Pais e filhos

Eles são documentaristas. Ou melhor: ela é documentarista; ele, “documentalista” — um especialista em documentação, dedicado a desenhar paisagens sonoras com seus aparatos de gravação sempre a tiracolo. Eles têm dois filhos. Ou melhor: ela tem uma menina; ele, um menino — ambos frutos de casamentos esfacelados. Um dia o casamento deles também irá se esfacelar, mas antes que isso aconteça ou enquanto isso acontece é necessário que eles façam uma viagem rumo ao velho oeste, movidos por um projeto de vida que, em vez de aproximá-los, vai distanciá-los irremediavelmente (e todos parecem ter plena consciência disso).
Arquivo das Crianças Perdidas (Alfaguara, 2019) é o terceiro romance de ficção da mexicana Valeria Luiselli, que estreou na literatura com a coletânea de ensaios Papeles Falsos (2010), único dos seus livros não publicado no Brasil. Ainda que não seja um híbrido de ensaio e romance, o gênero reflexivo marca presença aqui com a influência direta de Susan Sontag e das notas de leitura feitas pela protagonista nos diários da filósofa, um dos muitos livros presentes nas caixas de arquivo de cada um dos personagens.

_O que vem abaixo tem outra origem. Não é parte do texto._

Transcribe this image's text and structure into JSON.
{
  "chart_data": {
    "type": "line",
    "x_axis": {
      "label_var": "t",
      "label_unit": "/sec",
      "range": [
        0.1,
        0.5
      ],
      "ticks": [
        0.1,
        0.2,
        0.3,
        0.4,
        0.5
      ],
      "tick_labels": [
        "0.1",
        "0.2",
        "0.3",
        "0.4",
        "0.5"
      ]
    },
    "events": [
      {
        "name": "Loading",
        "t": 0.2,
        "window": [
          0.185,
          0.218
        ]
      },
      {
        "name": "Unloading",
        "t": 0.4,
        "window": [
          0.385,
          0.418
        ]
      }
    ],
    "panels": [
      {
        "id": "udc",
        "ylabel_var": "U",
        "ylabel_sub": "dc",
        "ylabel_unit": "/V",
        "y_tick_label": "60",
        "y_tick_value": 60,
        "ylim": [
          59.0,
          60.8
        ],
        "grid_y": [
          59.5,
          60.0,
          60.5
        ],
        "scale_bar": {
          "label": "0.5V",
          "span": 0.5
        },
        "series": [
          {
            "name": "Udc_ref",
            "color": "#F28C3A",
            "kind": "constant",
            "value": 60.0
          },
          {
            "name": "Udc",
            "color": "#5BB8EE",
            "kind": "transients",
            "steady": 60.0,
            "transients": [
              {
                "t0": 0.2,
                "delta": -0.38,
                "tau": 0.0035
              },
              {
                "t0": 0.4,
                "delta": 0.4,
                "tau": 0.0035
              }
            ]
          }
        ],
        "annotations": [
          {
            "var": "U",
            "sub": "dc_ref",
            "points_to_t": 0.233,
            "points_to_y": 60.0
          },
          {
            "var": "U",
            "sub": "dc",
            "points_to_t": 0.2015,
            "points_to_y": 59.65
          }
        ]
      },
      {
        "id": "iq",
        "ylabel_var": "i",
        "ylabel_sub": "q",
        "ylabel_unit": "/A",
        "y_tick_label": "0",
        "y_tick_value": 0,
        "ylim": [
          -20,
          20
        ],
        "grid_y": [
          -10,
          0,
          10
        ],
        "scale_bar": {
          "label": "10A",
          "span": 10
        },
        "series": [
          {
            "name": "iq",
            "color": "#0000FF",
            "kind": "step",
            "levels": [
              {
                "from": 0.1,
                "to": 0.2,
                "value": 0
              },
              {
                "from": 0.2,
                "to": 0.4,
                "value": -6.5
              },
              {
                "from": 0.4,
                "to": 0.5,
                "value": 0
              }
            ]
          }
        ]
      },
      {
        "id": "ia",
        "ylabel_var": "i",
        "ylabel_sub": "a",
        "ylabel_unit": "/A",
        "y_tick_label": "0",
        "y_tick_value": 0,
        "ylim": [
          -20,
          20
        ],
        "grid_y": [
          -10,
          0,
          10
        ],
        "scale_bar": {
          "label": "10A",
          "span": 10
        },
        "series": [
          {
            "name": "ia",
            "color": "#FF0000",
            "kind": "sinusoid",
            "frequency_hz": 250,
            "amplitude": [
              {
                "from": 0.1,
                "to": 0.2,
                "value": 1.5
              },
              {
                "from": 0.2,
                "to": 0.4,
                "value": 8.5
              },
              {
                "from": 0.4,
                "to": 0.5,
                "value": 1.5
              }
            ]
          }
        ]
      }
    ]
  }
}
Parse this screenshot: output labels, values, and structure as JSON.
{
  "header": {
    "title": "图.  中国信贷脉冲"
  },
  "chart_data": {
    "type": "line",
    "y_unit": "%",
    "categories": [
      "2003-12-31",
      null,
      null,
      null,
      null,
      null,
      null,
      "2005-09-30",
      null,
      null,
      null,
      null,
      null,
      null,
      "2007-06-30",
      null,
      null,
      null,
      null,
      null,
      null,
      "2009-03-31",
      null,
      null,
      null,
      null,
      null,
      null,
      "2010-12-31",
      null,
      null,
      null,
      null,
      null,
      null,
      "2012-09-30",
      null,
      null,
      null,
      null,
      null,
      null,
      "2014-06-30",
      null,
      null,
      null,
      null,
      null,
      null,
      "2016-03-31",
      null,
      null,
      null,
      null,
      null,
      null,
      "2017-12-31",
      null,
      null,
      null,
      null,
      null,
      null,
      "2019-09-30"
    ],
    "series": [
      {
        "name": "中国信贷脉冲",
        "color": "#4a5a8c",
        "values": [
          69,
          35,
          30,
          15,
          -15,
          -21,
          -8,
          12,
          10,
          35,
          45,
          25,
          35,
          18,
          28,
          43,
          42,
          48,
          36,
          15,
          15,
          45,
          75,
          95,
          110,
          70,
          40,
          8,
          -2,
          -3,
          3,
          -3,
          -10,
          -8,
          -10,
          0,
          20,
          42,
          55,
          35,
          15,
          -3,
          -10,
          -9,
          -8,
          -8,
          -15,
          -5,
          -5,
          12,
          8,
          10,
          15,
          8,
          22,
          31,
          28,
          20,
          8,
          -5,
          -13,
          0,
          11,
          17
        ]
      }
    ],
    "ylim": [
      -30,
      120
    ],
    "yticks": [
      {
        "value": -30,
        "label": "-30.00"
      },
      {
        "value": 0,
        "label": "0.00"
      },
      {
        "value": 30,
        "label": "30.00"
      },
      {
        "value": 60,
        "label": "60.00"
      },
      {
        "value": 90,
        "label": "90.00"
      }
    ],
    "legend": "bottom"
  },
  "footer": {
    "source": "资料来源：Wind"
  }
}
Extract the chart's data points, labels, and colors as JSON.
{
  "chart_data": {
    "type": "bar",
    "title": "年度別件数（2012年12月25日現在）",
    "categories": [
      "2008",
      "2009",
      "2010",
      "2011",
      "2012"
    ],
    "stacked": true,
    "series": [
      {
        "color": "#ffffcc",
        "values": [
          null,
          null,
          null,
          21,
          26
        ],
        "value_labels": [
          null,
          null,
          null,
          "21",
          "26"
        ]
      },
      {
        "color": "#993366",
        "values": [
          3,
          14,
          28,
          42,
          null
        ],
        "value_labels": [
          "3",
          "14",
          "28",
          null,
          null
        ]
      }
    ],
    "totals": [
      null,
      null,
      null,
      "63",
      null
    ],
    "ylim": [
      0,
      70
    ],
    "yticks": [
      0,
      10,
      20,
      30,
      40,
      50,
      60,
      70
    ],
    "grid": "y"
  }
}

As caixas são o grande achado estrutural da obra, cuja tessitura também se dá por fotos e transcrições de áudios. A intertextualidade, que se opera tanto no nível do suporte do livro quanto de sua narração (há referências mil, da própria Sontag até David Bowie — todas devidamente coligidas num apêndice com notas da autora sobre as fontes), é um dos alicerces da experiência de leitura, colocando o leitor num limiar, de resto, compartilhado também pelos quatro participantes desse road book cheio de curvas e sinuosidades.
A meio do caminho do enredo, vivenciamos todos a infância emocional que toda condição de abandono remete o ser humano, sejamos nós adultos como os pais ou crianças como os filhos. Esta condição está no âmago da maioria dos dramas dos personagens (não à toa, o anonimato é um signo comum a quase todos eles). Enquanto se dá indícios de que o “homem”, por exemplo, ainda elabora o luto pela morte da ex-esposa, mãe biológica da menina; a “mulher” é uma imigrante mexicana pouco confortável com a sua situação legal num país como os EUA (onde um muro se ergueu separando-a de sua nação materna e milhares de pessoas como ela são mortas diariamente, tentando ultrapassá-lo).
Já o “menino” está no limiar entre a infância e adolescência, começando a abandonar a criança que foi para formar o adulto que um dia será; e a “menina” está num limiar imediatamente anterior: abandonando a sua primeira criança e começando a assimilar as impressões do mundo e a colhê-las com as mãos (é muito sintomática, na personagem, essa transição, simbolizada por uma mania que ela repete constantemente durante a viagem: a de chupar o dedo, como um bebê desemparado, querendo reter ainda um resquício daquela fase).
Este desamparo total nos envolve absurdamente porque já sabemos, de antemão: esta história não irá terminar bem, e nada nos dá indício de que as relações aqui se restituirão, embora tudo nos leve a crer que se aprofundarão cada vez mais, no abismo que as conduzirá ao rompimento. Lido como uma história de amor ou como uma história de pais e filhos; lido como uma história de irmãos ou como uma história de viajantes, em todas as suas dimensões, Arquivo das Crianças Perdidas é um documento agudo e doloroso de uma família: este pequeno grande núcleo de forças desconhecidas e fragilidades escancaradas, e de emoções que vivenciamos antes mesmo de nos tornarmos indivíduos donos dos próprios destinos.